Passport: check. European adapter for my laptop: check. Headphones to drown out potential annoying seatmate on endless trans-Atlantic and trans-European flights: check. BABEL t shirt: check. I depart tomorrow for the New Chaucer Society conference in Siena, and am hoping to see many ITM readers there. We medievalists are underpaid and unfairly stereotyped, AND on top of that our archives, conferences and historically relevant sites are in such shitty locations, but we deal.
For this NCS I put together a two sequence panel on "Touching the Past" that I hope you'll consider attending:
Session 37: TOUCHING THE PAST (Thread C)
Session Organizer: Jeffrey J. Cohen (George Washington University) Chair: George Edmundson (Dartmouth College)
Session 62: TOUCHING THE PAST (Thread C)
- Jaime A. Friedman (Cornell University) “The Surfaces of Emelye’s Body”
- Claire Barbetti (Duquesne University) “Ekphrasis and Polytemporality in Pearl”
- Miriamne Krummel (University of Dayton) “The Touch of Happenstance or a Staged Encounter? Mel Gibson’s The Passion of the Christ Reenacts The York Mystery Cycle”
Session Organizer and Chair: Jeffrey J. Cohen (George Washington University)
- Mary Kate Hurley (Columbia University) “Chaucer's Anglo-Saxons”
- Eileen Joy (Southern Illinois University Edwardsville) “No Longer Quarantined in Private Vacuums: Chaucer's Griselda and Lars von Trier's Bess McNeill”
- Karl Tobias Steel (CUNY Brooklyn) “Weeping with Erkenwald, or Complicit with Grace”
That second session is history making: all four ITM bloggers! In the same room! At the same session! We expect the supernova that results from simultaneous bodily presence to blast a crater through Siena that will someday form a volcanic lake. Yes, some medieval tchotchkes will be lost in the resultant firestorm but, whatever, they've been around for a long time.

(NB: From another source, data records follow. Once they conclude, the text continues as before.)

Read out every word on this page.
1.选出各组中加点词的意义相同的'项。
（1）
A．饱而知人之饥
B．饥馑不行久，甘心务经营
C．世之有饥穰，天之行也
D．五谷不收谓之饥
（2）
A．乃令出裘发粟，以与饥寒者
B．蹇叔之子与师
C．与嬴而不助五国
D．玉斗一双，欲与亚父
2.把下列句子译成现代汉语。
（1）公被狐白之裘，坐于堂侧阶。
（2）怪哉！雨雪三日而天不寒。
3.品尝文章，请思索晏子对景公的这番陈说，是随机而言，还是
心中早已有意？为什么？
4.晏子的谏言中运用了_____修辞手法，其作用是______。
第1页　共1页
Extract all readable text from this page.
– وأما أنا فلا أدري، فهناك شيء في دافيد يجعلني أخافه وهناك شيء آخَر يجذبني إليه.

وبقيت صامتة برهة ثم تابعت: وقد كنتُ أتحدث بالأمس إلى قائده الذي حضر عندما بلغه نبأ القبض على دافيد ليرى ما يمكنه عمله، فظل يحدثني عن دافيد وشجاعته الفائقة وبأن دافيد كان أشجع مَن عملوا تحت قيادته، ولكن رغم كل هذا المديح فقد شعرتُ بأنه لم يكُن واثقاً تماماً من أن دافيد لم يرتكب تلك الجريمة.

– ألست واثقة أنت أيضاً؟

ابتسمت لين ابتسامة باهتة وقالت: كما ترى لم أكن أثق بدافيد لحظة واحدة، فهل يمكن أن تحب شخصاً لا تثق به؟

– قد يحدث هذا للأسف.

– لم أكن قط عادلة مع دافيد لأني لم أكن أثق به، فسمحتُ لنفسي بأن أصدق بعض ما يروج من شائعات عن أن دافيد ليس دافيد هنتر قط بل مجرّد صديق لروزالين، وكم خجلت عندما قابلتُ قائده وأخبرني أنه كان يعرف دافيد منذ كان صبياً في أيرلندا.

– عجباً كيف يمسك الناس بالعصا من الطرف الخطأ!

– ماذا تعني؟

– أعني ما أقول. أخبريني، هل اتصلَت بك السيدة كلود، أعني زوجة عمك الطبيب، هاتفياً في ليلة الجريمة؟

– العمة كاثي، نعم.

I'm also presenting in NCS's first ever-blogging panel:
Session 60: BLOGGING, VIRTUAL COMMUNITIES, AND MEDIEVAL STUDIES (Thread M) Session Organizer: Stephanie Trigg (University of Melbourne) Chair: John Ganim (University of California Riverside)
- Jeffrey J. Cohen (George Washington University) "Blogging Past, Present and Askew"
- Carl S. Pyrdum, III (Independent Scholar) “Blogging on the Margins: Got Medieval, Medieval Blogging, and Mainstream Readership”
- Stephanie Trigg (University of Melbourne) “How do you find the time? Work, Pleasure, Time and Blogging”
- Jonathan Jarrett (Fitzwilliam Museum, Cambridge) “An Englishman’s Blog is his Castle: Names, Freedom and Control in Medievalist Blogging”
- David Lawton (Washington University, Saint Louis), Respondent
For those who are traveling: safe and happy journeys. For those who are not: don't worry, this is 2010. The conference will be blogged.